On Thursday, June 12, Attorney General Andrew Cuomo announced his office was taking legal action.

Since March, Cuomo’s investigation has uncovered that 142 CVS and 112 Rite Aid stores in more than 41 counties sold expired milk, eggs, medicines and baby formula, many of which were more than one year old.

“My ongoing investigation has uncovered a shameful disregard for public health in these stores,” Attorney General Andrew Cuomo said.

The biggest offender was the CVS at 224 E. 161st Street, which sold five bottles of Bayer Aspirin that expired in January of 2006, while the Rite Aid at 642 Westchester Avenue sold Alka Seltzer and Sudafed PE that expired in November of 2007.

Other Rite Aid offenses were found at the following addresses: 3012 Third Avenue; 1540 Grand Concourse; 356 E. 149th Street; 840 Westchester Avenue; and 32 E. 170th Street. 

CVS offenders included stores at 282 E. 149th Street; 310 E. Gun Hill Road; 3125 Bainbridge Avenue; 732 Allerton Avenue; 3276 Westchester Avenue; and 565 W. 235th Street. 

White Plains Road BID director Larry Prospect said he was shocked to hear the CVS at 2112 White Plains Road sold expired infants Ibuprofen.

“That’s very bad,” he said. “I’m sorry they did it on our street and that they did it at all.”

Enfamil, Children’s Dimetapp, Excedrin PM, milk and Acetaminophen were among the number of expired items sold at the CVS and Rite Aid stores statewide.

“Families across New York State buy products from these establishments assuming that they’re coming from a safe, reputable source,” Cuomo said.  “However, when the products pass their expiration dates, they become ineffective and potentially unsafe, threatening to put our loved ones at risk.”

While Prospect always checks the expiration dates before purchasing his items, he said he understands why the younger and more trusting generations don’t.

Even so, he said, “I would urge them to check everything, everything they buy.”
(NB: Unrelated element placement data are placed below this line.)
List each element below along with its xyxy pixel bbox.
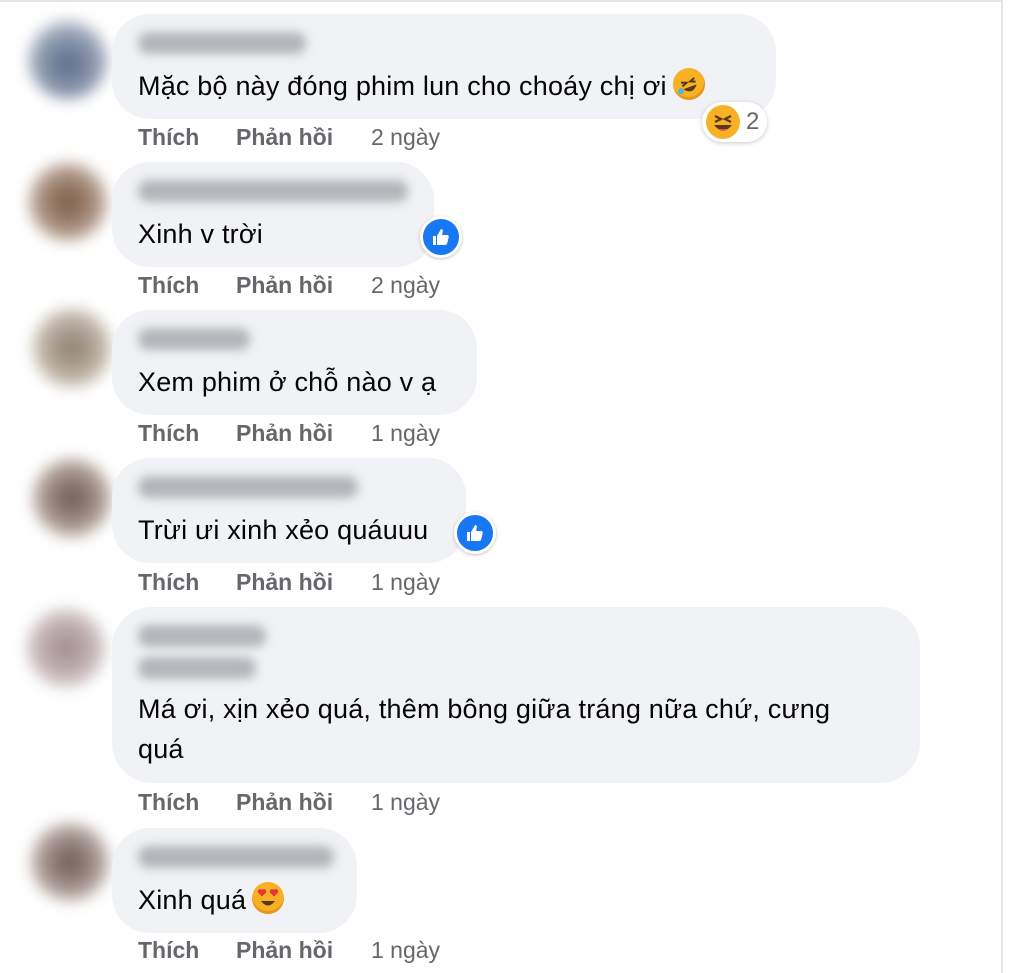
comment-actions: Thích Phản hồi 1 ngày: [138, 789, 440, 816]
comment-bubble: Trừi ưi xinh xẻo quáuuu: [112, 458, 466, 563]
comment-actions: Thích Phản hồi 1 ngày: [138, 420, 440, 447]
author-name-blurred[interactable]: [138, 180, 408, 202]
avatar[interactable]: [32, 458, 112, 538]
reply-link[interactable]: Phản hồi: [236, 272, 371, 299]
rolling-on-floor-laughing-icon: [668, 63, 710, 105]
author-name-blurred[interactable]: [138, 32, 306, 54]
avatar[interactable]: [32, 308, 112, 388]
timestamp[interactable]: 1 ngày: [371, 937, 440, 964]
laughing-squint-icon: [706, 105, 740, 139]
author-name-blurred[interactable]: [138, 476, 358, 498]
comment-actions: Thích Phản hồi 1 ngày: [138, 569, 440, 596]
avatar[interactable]: [28, 20, 108, 100]
comment-text: Trừi ưi xinh xẻo quáuuu: [138, 515, 429, 545]
timestamp[interactable]: 2 ngày: [371, 272, 440, 299]
avatar[interactable]: [26, 608, 106, 688]
timestamp[interactable]: 1 ngày: [371, 789, 440, 816]
like-link[interactable]: Thích: [138, 937, 236, 964]
heart-eyes-icon: [252, 882, 285, 914]
like-link[interactable]: Thích: [138, 420, 236, 447]
avatar[interactable]: [28, 162, 108, 242]
comment-text: Má ơi, xịn xẻo quá, thêm bông giữa tráng…: [138, 694, 831, 764]
reaction-count: 2: [746, 108, 760, 135]
comment-actions: Thích Phản hồi 2 ngày: [138, 272, 440, 299]
like-icon[interactable]: [454, 512, 496, 554]
like-link[interactable]: Thích: [138, 272, 236, 299]
timestamp[interactable]: 1 ngày: [371, 420, 440, 447]
reply-link[interactable]: Phản hồi: [236, 569, 371, 596]
comment-text: Xinh quá: [138, 880, 285, 920]
timestamp[interactable]: 2 ngày: [371, 124, 440, 151]
comment-bubble: Xinh quá: [112, 828, 357, 933]
comment-actions: Thích Phản hồi 2 ngày: [138, 124, 440, 151]
reply-link[interactable]: Phản hồi: [236, 789, 371, 816]
like-link[interactable]: Thích: [138, 124, 236, 151]
comment-text: Mặc bộ này đóng phim lun cho choáy chị ơ…: [138, 63, 710, 106]
comment-bubble: Mặc bộ này đóng phim lun cho choáy chị ơ…: [112, 14, 776, 119]
author-name-blurred[interactable]: [138, 846, 334, 868]
reply-link[interactable]: Phản hồi: [236, 420, 371, 447]
comment-text: Xem phim ở chỗ nào v ạ: [138, 367, 437, 397]
avatar[interactable]: [30, 822, 110, 902]
author-name-blurred[interactable]: [138, 328, 250, 350]
like-icon[interactable]: [420, 216, 462, 258]
reply-link[interactable]: Phản hồi: [236, 937, 371, 964]
author-name-blurred: [138, 657, 256, 679]
reply-link[interactable]: Phản hồi: [236, 124, 371, 151]
timestamp[interactable]: 1 ngày: [371, 569, 440, 596]
comment-bubble: Má ơi, xịn xẻo quá, thêm bông giữa tráng…: [112, 607, 920, 783]
like-link[interactable]: Thích: [138, 789, 236, 816]
like-link[interactable]: Thích: [138, 569, 236, 596]
comment-text: Xinh v trời: [138, 219, 263, 249]
comment-actions: Thích Phản hồi 1 ngày: [138, 937, 440, 964]
comment-bubble: Xem phim ở chỗ nào v ạ: [112, 310, 477, 415]
reaction-summary[interactable]: 2: [702, 102, 768, 142]
comment-bubble: Xinh v trời: [112, 162, 434, 267]
author-name-blurred[interactable]: [138, 625, 266, 647]
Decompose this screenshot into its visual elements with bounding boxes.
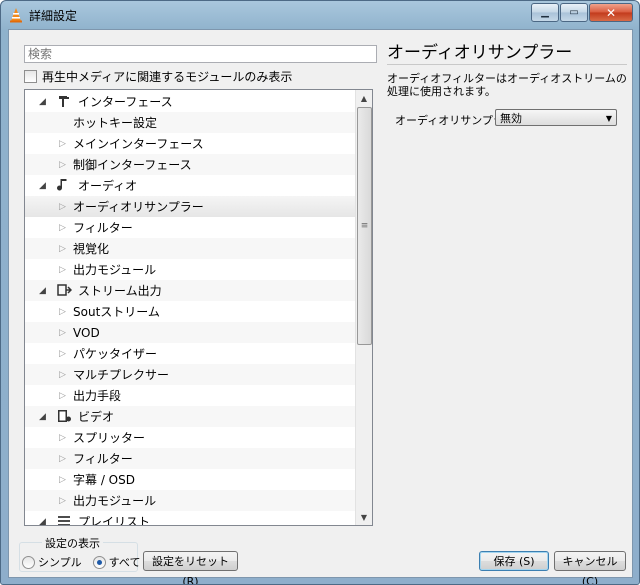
tree-category[interactable]: ◢ ビデオ [25, 406, 355, 427]
collapse-arrow-icon[interactable]: ▷ [59, 202, 66, 212]
title-bar[interactable]: 詳細設定 ▁ ▭ ✕ [1, 1, 639, 29]
tree-label: ホットキー設定 [73, 116, 158, 130]
tree-scrollbar[interactable]: ▲ ≡ ▼ [355, 90, 372, 525]
tree-label: フィルター [73, 221, 133, 235]
collapse-arrow-icon[interactable]: ▷ [59, 349, 66, 359]
tree-item[interactable]: ▷ パケッタイザー [25, 343, 355, 364]
tree-item[interactable]: ▷ 出力モジュール [25, 490, 355, 511]
search-input[interactable] [24, 45, 377, 63]
scroll-thumb[interactable]: ≡ [357, 107, 372, 345]
playlist-icon [58, 516, 70, 525]
tree-category[interactable]: ◢ プレイリスト [25, 511, 355, 526]
resampler-select[interactable]: 無効 ▼ [495, 109, 617, 126]
collapse-arrow-icon[interactable]: ▷ [59, 307, 66, 317]
only-current-label: 再生中メディアに関連するモジュールのみ表示 [42, 70, 293, 84]
collapse-arrow-icon[interactable]: ▷ [59, 265, 66, 275]
expand-arrow-icon[interactable]: ◢ [39, 286, 46, 296]
only-current-checkbox[interactable] [24, 70, 37, 83]
maximize-icon[interactable]: ▭ [560, 3, 588, 22]
tree-item[interactable]: ▷ 制御インターフェース [25, 154, 355, 175]
tree-item[interactable]: ▷ メインインターフェース [25, 133, 355, 154]
collapse-arrow-icon[interactable]: ▷ [59, 370, 66, 380]
tree-item[interactable]: ▷ オーディオリサンプラー [25, 196, 355, 217]
tree-item[interactable]: ▷ 出力手段 [25, 385, 355, 406]
collapse-arrow-icon[interactable]: ▷ [59, 328, 66, 338]
expand-arrow-icon[interactable]: ◢ [39, 181, 46, 191]
tree-label: ストリーム出力 [78, 284, 162, 298]
tree-category[interactable]: ◢ ストリーム出力 [25, 280, 355, 301]
tree-label: メインインターフェース [73, 137, 204, 151]
tree-label: プレイリスト [78, 515, 151, 526]
filter-row[interactable]: 再生中メディアに関連するモジュールのみ表示 [24, 68, 292, 85]
scroll-up-icon[interactable]: ▲ [356, 90, 372, 106]
tree-item[interactable]: ▷ 出力モジュール [25, 259, 355, 280]
tree-label: VOD [73, 325, 100, 340]
tree-category[interactable]: ◢ インターフェース [25, 91, 355, 112]
tree-item[interactable]: ▷ 字幕 / OSD [25, 469, 355, 490]
collapse-arrow-icon[interactable]: ▷ [59, 223, 66, 233]
tree-label: ビデオ [78, 410, 115, 424]
simple-radio[interactable] [22, 555, 35, 569]
tree-label: オーディオ [78, 179, 138, 193]
tree-category[interactable]: ◢ オーディオ [25, 175, 355, 196]
collapse-arrow-icon[interactable]: ▷ [59, 139, 66, 149]
dropdown-arrow-icon: ▼ [605, 114, 612, 123]
cancel-button[interactable]: キャンセル (C) [554, 551, 626, 584]
collapse-arrow-icon[interactable]: ▷ [59, 454, 66, 464]
resampler-value: 無効 [500, 112, 522, 125]
panel-description: オーディオフィルターはオーディオストリームの処理に使用されます。 [387, 72, 627, 98]
collapse-arrow-icon[interactable]: ▷ [59, 391, 66, 401]
collapse-arrow-icon[interactable]: ▷ [59, 244, 66, 254]
tree-item[interactable]: ▷ VOD [25, 322, 355, 343]
tree-label: フィルター [73, 452, 133, 466]
view-radio-row: シンプル すべて [22, 554, 140, 570]
tree-label: 視覚化 [73, 242, 110, 256]
preferences-content: 再生中メディアに関連するモジュールのみ表示 ◢ インターフェースホットキー設定 ▷ メ… [8, 29, 633, 584]
view-group-title: 設定の表示 [42, 535, 103, 551]
scroll-down-icon[interactable]: ▼ [356, 509, 372, 525]
tree-label: 出力モジュール [73, 494, 157, 508]
tree-label: インターフェース [78, 95, 173, 109]
tree-item[interactable]: ▷ マルチプレクサー [25, 364, 355, 385]
tree-label: 出力モジュール [73, 263, 157, 277]
minimize-icon[interactable]: ▁ [531, 3, 559, 22]
tree-item[interactable]: ▷ フィルター [25, 217, 355, 238]
tree-label: パケッタイザー [73, 347, 158, 361]
tree-item[interactable]: ▷ スプリッター [25, 427, 355, 448]
all-radio-label[interactable]: すべて [109, 554, 141, 570]
expand-arrow-icon[interactable]: ◢ [39, 412, 46, 422]
all-radio[interactable] [92, 555, 106, 569]
reset-button[interactable]: 設定をリセット (R) [143, 551, 238, 584]
simple-radio-label[interactable]: シンプル [38, 554, 82, 570]
tree-label: 出力手段 [73, 389, 122, 403]
window-title: 詳細設定 [29, 9, 78, 23]
video-icon [58, 410, 71, 422]
tree-label: マルチプレクサー [73, 368, 170, 382]
collapse-arrow-icon[interactable]: ▷ [59, 433, 66, 443]
tree-label: 字幕 / OSD [73, 473, 135, 487]
collapse-arrow-icon[interactable]: ▷ [59, 475, 66, 485]
audio-icon [57, 179, 67, 191]
category-tree[interactable]: ◢ インターフェースホットキー設定 ▷ メインインターフェース ▷ 制御インターフェース ◢… [24, 89, 373, 526]
tree-label: Soutストリーム [73, 305, 160, 319]
panel-title: オーディオリサンプラー [387, 43, 573, 63]
expand-arrow-icon[interactable]: ◢ [39, 97, 46, 107]
collapse-arrow-icon[interactable]: ▷ [59, 160, 66, 170]
tree-label: オーディオリサンプラー [73, 200, 204, 214]
tree-item[interactable]: ▷ 視覚化 [25, 238, 355, 259]
close-icon[interactable]: ✕ [589, 3, 633, 22]
tree-label: 制御インターフェース [73, 158, 192, 172]
tree-item[interactable]: ▷ フィルター [25, 448, 355, 469]
expand-arrow-icon[interactable]: ◢ [39, 517, 46, 526]
collapse-arrow-icon[interactable]: ▷ [59, 496, 66, 506]
stream-output-icon [57, 284, 72, 296]
panel-divider [387, 64, 627, 65]
save-button[interactable]: 保存 (S) [479, 551, 549, 571]
tree-item[interactable]: ▷ Soutストリーム [25, 301, 355, 322]
tree-label: スプリッター [73, 431, 146, 445]
tree-item[interactable]: ホットキー設定 [25, 112, 355, 133]
vlc-cone-icon [10, 8, 22, 23]
preferences-window: 詳細設定 ▁ ▭ ✕ 再生中メディアに関連するモジュールのみ表示 ◢ インターフェ… [0, 0, 640, 585]
interface-icon [59, 96, 69, 107]
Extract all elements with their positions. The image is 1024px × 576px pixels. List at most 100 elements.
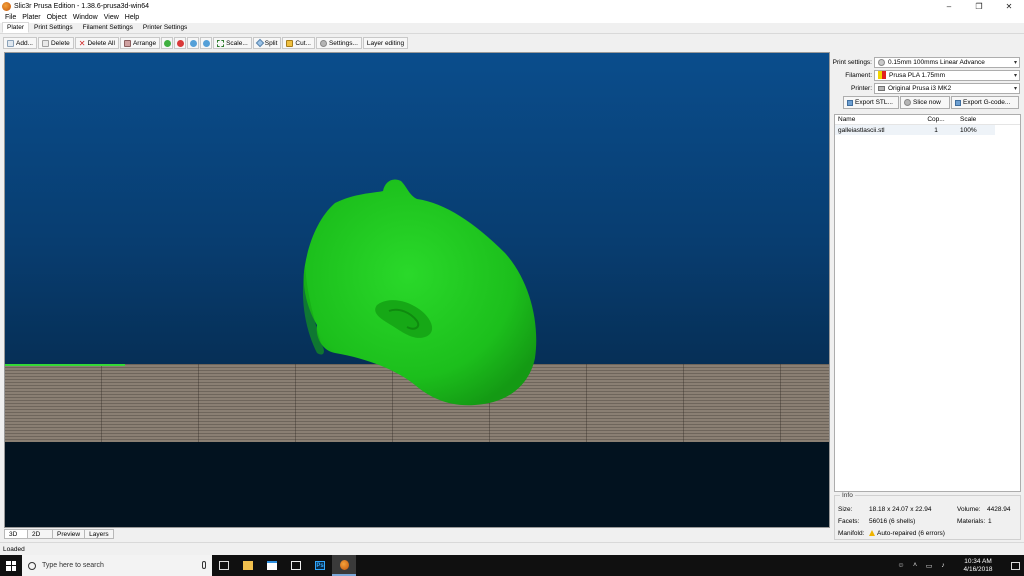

In response, Rite Aid media relations representative Ashley Flower said, “The findings are unacceptable to us and we’re immediately retraining our stores.”

Also commenting on behalf of the store, CVS director of public relations Mike DeAngelis said, “We value the trust our customers have placed in us to sell them products that are safe and effective. Our policy is to remove items before they go beyond the expiration date and we continue to work aggressively to ensure that our review and removal procedures are followed consistently in all of our stores.”

Though the companies promised change after the first undercover investigation discovered the slew of expired products, another go around just two weeks later led investigators to find that 50% of CVS and 40% of Rite Aid stores still sold the outdated goods.

Deeply disappointed by the findings, Cuomo said, “These companies allowed personal profit to get ahead of customer health. I am committed to protecting New York Consumers and we will continue to investigate this troubling practice.”